The Jordanians hung him upside down and beat him in three weeks of imprisonment before turning him over in the middle of the night to C.I.A. officers. There followed 19 months of solitary confinement in two secret prisons in Afghanistan, which he told Salon in 2007 was worse than physical torture.
“Whenever I saw a fly in my cell, I was filled with joy,” he said. “Although I would wish for it to slip from under the door so it would not be imprisoned itself.”
Then he was returned to Yemen and held there, reportedly at the Americans’ request. After nine more months, he was convicted of forgery based on an allegedly fake travel document that was not presented in court and sentenced to time served, according to an Amnesty International report.
Ms. Satterthwaite was not able to answer Mr. Bashmilah’s question about an apology or reparation. No apology was forthcoming from the C.I.A., which declined to comment on specific cases. A lawsuit filed by the American Civil Liberties Union on behalf of Mr. Bashmilah and others flown to prisons on C.I.A. aircraft against an agency contractor, Jeppesen Dataplan Inc., was dismissed on the grounds that it might expose state secrets. Whether the Senate report’s release will change such legal calculations is uncertain.
I cannot imagine anything more horrible than what happened to that man.
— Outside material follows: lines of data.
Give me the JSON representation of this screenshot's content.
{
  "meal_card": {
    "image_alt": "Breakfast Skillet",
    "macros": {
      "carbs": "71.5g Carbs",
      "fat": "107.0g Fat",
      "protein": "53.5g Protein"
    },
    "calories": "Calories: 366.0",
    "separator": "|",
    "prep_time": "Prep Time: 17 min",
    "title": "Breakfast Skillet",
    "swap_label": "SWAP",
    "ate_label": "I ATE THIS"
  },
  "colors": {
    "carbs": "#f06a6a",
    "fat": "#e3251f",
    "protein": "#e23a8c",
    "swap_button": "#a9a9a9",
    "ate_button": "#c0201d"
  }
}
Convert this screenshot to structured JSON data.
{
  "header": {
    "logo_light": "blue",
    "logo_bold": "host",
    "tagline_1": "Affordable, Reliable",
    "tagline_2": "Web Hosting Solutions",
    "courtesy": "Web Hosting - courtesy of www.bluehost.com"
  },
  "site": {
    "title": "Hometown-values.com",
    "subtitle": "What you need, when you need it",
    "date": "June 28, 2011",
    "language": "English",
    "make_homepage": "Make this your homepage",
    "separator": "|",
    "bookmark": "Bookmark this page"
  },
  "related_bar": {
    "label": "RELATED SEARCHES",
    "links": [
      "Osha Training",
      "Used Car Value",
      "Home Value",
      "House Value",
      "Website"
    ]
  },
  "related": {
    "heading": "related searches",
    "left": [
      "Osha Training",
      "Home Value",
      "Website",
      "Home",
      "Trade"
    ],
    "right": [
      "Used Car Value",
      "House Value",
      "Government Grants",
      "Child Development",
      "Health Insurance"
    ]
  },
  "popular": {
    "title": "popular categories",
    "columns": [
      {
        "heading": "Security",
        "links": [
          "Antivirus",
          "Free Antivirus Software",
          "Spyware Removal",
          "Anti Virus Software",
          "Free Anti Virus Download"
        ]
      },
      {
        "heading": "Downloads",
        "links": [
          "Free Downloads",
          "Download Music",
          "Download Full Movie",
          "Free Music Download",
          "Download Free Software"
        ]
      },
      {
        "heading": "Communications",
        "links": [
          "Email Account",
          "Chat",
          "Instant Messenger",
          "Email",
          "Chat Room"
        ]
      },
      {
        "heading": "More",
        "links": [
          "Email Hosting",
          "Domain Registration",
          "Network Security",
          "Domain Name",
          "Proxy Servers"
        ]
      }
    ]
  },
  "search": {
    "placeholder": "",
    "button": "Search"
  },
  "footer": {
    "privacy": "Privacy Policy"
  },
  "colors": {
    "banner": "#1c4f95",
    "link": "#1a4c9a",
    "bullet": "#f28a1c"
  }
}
Put yourself in his shoes. He was a regular guy with no ties to terrorism. And the only thing anyone did to determine if he was one was torture him. That is medieval behavior little better than throwing suspected witches in the pond to see if they drown. It illustrates the reasons why civilized people developed a system of justice designed to at least attempt to determine guilt and innocence based upon reason. It doesn't work very well, but it's a damned sight better than this.
These torturers have not only shown themselves to be primitive barbarians, they have shown themselves to be dangerous to society at large. In fact, I would suggest that being as infiltrated into our government as they are, they are as dangerous as the terrorist threat itself. These are people who will use a crisis as an excuse to let their sadistic imaginations run wild.
Now let's let our imaginations run a little bit wild, shall we? Let's say we have another terrorist attack, a big one. Or maybe it's just a massive natural disaster, one that results in major chaos with many lives lost and our infrastructure destroyed. (Think Katrina, only bigger.) Do you feel comfortable with people like this running things? People whose first instinct was to start torturing people with no care about whether they were innocent or guilty?
Americans need to think this through. This is a very revealing episode. Our government officials showed us that they are hysterical panic artists who cannot be trusted to keep their wits about them during a crisis. They proved they will revert to superstition and primitivism when they are afraid. They are openly admitting it this week with all the excuses about how we need to understand the "atmosphere of ear" they were living with in the aftermath of 9/11 and how the panic and hysteria of the moment led to all these "mistakes."
These are supposed to be professionals, people whose jobs it is to stay calm when the public is frightened. They are supposed to have the cool heads and the experience and training to keep it together in these situations. They are not supposed to be running around in circles, unable to figure out the difference between the enemy and some random guy who had a new passport. They were supposed to already know what countless studies dating back decades (centuries!) have shown: that torture doesn't work. They were supposed to be good at this.
How can any American feel secure now knowing that the most powerful military and intelligence services in the world are run by misfits like Michael Hayden? How can we feel safe now that we know the nuclear arsenal is secured by a bunch of cheating careerists?
What we know now is that we have entrusted the security of this country to a group of cruel, inept, bureaucratic whiners who wouldn't know how to find water if they fell out off the side of an aircraft carrier.
I have never felt so unsafe --- and I went through the nuclear fallout drills of the 1960s.